Le Belvédère semble un lieu idéal pour le film, un lieu resté hors du temps. Un hôtel en forme de paquebot échoué entre le chemin de fer et la mer. Un décor « durassien » plein de charme et de nostalgie. Aujourd’hui une belle ruine, classée monument historique, qui ne demande qu’à être réhabilitée.

C’est l’endroit à l’architecture incroyable, où les voyageurs descendaient du train pour s’arrêter une ou deux nuits avant de repartir, les uns vers l’Espagne, les autres vers la France (A cette époque, l’écartement des rails n’était pas pareil dans les deux pays. Ainsi le voulut Franco pour pouvoir mieux contrôler le passage de la frontière). Il y avait sur le toit un court de tennis, et au premier étage une salle de cinéma. Quelques chambres luxueuses et un salon richement décoré de peintures murales.

L'autre chose qui a déterminé la réalisation de ce film a été que lors des Rencontres Cinématographiques de Cerbère-Port Bou, initiées et organisées pas Patrick Viret, j'ai reçu le prix prestigieux Walter Benjamin (consistant en une résidence à Port Bou).

Au moment de commencer mon tournage, ma caméra a été volée. Le film intégre cet événement tragique qui devait en empêcher la réalisation. Ainsi le film est aussi un hymne à une caméra volée, ou un tombeau pour une caméra défunte.

C’est la première fois que je collabore avec Bruno Tackels. Il a accepté d'être notre guide, lui qui a étudié la question depuis plusieurs années et écrit plusieurs livres (dont une biographie monumentale) sur le philosophe, et aussi de jouer devant la caméra, de participer à cette aventure cinématographique.

The Art of Wandering Off or The Image of Happiness

An evocation of the last day in the life of the German Jewish writer and philosopher Walter Benjamin (1892-1940)

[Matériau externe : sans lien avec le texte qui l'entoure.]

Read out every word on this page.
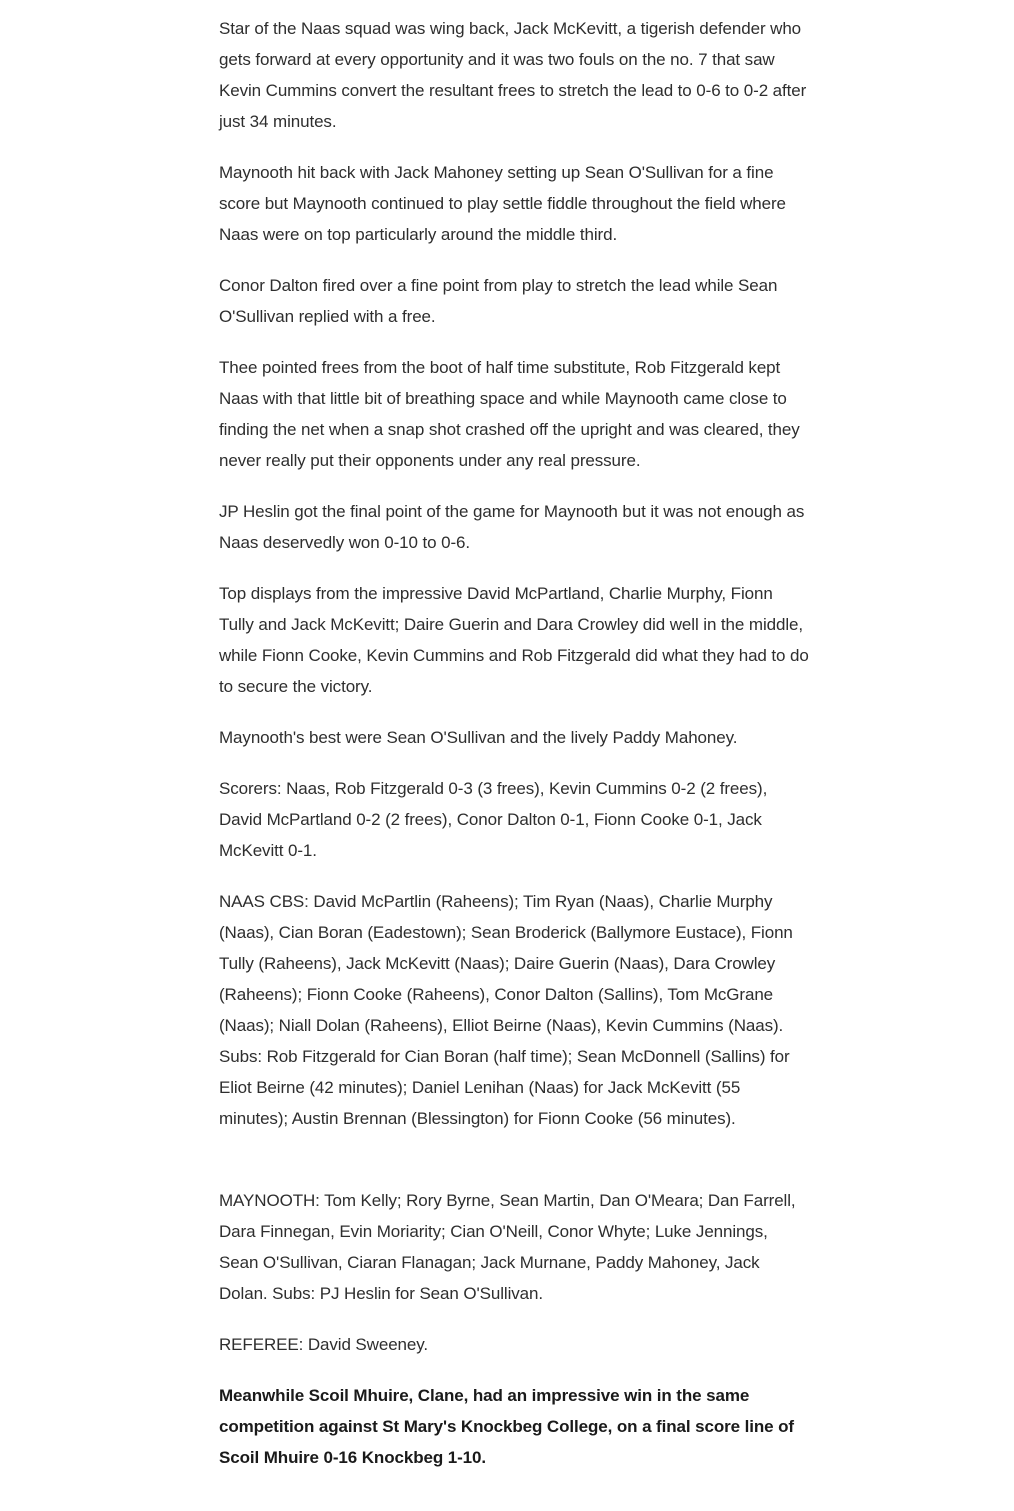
Star of the Naas squad was wing back, Jack McKevitt, a tigerish defender who gets forward at every opportunity and it was two fouls on the no. 7 that saw Kevin Cummins convert the resultant frees to stretch the lead to 0-6 to 0-2 after just 34 minutes.

Maynooth hit back with Jack Mahoney setting up Sean O'Sullivan for a fine score but Maynooth continued to play settle fiddle throughout the field where Naas were on top particularly around the middle third.

Conor Dalton fired over a fine point from play to stretch the lead while Sean O'Sullivan replied with a free.

Thee pointed frees from the boot of half time substitute, Rob Fitzgerald kept Naas with that little bit of breathing space and while Maynooth came close to finding the net when a snap shot crashed off the upright and was cleared, they never really put their opponents under any real pressure.

JP Heslin got the final point of the game for Maynooth but it was not enough as Naas deservedly won 0-10 to 0-6.

Top displays from the impressive David McPartland, Charlie Murphy, Fionn Tully and Jack McKevitt; Daire Guerin and Dara Crowley did well in the middle, while Fionn Cooke, Kevin Cummins and Rob Fitzgerald did what they had to do to secure the victory.

Maynooth's best were Sean O'Sullivan and the lively Paddy Mahoney.

Scorers: Naas, Rob Fitzgerald 0-3 (3 frees), Kevin Cummins 0-2 (2 frees), David McPartland 0-2 (2 frees), Conor Dalton 0-1, Fionn Cooke 0-1, Jack McKevitt 0-1.

NAAS CBS: David McPartlin (Raheens); Tim Ryan (Naas), Charlie Murphy (Naas), Cian Boran (Eadestown); Sean Broderick (Ballymore Eustace), Fionn Tully (Raheens), Jack McKevitt (Naas); Daire Guerin (Naas), Dara Crowley (Raheens); Fionn Cooke (Raheens), Conor Dalton (Sallins), Tom McGrane (Naas); Niall Dolan (Raheens), Elliot Beirne (Naas), Kevin Cummins (Naas). Subs: Rob Fitzgerald for Cian Boran (half time); Sean McDonnell (Sallins) for Eliot Beirne (42 minutes); Daniel Lenihan (Naas) for Jack McKevitt (55 minutes); Austin Brennan (Blessington) for Fionn Cooke (56 minutes).

MAYNOOTH: Tom Kelly; Rory Byrne, Sean Martin, Dan O'Meara; Dan Farrell, Dara Finnegan, Evin Moriarity; Cian O'Neill, Conor Whyte; Luke Jennings, Sean O'Sullivan, Ciaran Flanagan; Jack Murnane, Paddy Mahoney, Jack Dolan. Subs: PJ Heslin for Sean O'Sullivan.

REFEREE: David Sweeney.

Meanwhile Scoil Mhuire, Clane, had an impressive win in the same competition against St Mary's Knockbeg College, on a final score line of Scoil Mhuire 0-16 Knockbeg 1-10.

Co-directed by David Legrand and Boris Lehman with help from Bruno Tackels

A story of two ghosts.
One of them is dead already and the other one is going to die.
The one has lost his briefcase
And the other one his camera
Their most treasured possession
Which contained their life’s work.
The one goes inexorably towards death
And the other on the same path
Tries to climb back up to life

It is a story of mourning
And of getting lost
Both are embodied in the same actor
Strangely linking the two destinies.

Autobiographical and nostalgic
The film hesitates between those two predilections.
How can one survive all those misfortunes?
The art of getting lost inevitably leads
To a happy ending.

Lettre de Bruno Tackels à Walter Benjamin :

Boris, j'ai retrouvée la lettre que je lui ai écrite : Je suis maintenant en état de vous le dire, soixante-huit ans après votre mort. J'ai tellement passé de caps, tellement senti de points limites, tellement perçu que j'étais totalement hors cadre, vous suivant en cela vous au plus près, à la lettre. Vous lisant, épousant très naturellement, trop parfois, les courbes de votre pensée. Oui! Cela devient pour moi de plus en plus évident, vous avez frayé cette route pour des hommes qui ne sont pas sur la route des hommes. Vous avez tellement fréquenté ce chemin, qu'aucun de vos contemporains ne pouvait le regarder comme un chemin. Et parmi les plus célèbres, parmi les plus éclairés de vos camarades, il est absolument terrible de constater tant de cécité et de pervers contournements des questions les plus essentielles.



LES RÈGLES DE L'ENVOL HORS DE L'IMAGE EN FORME DE SOUPIRAIL

Journal de travail


L'histoire que j'entreprends ici d'écrire est fortement partielle, sinon partiale. L'itinéraire très personnel, frayé par le marcheur que je suis, à travers mes impressions serpenteront à loisir et reviendront en arrière pour découvrir de nouveaux phénomènes de tournage.

Le drame de la fatalité

Avant le départ, ma boite e-mail me communiqua, venant de Bruxelles : - "La pellicule est arrivée in extremis "!

Puis le lendemain : -"On nous a volé ma caméra, ça devait arriver un jour, c'est arrivé, maudit 19 mai !"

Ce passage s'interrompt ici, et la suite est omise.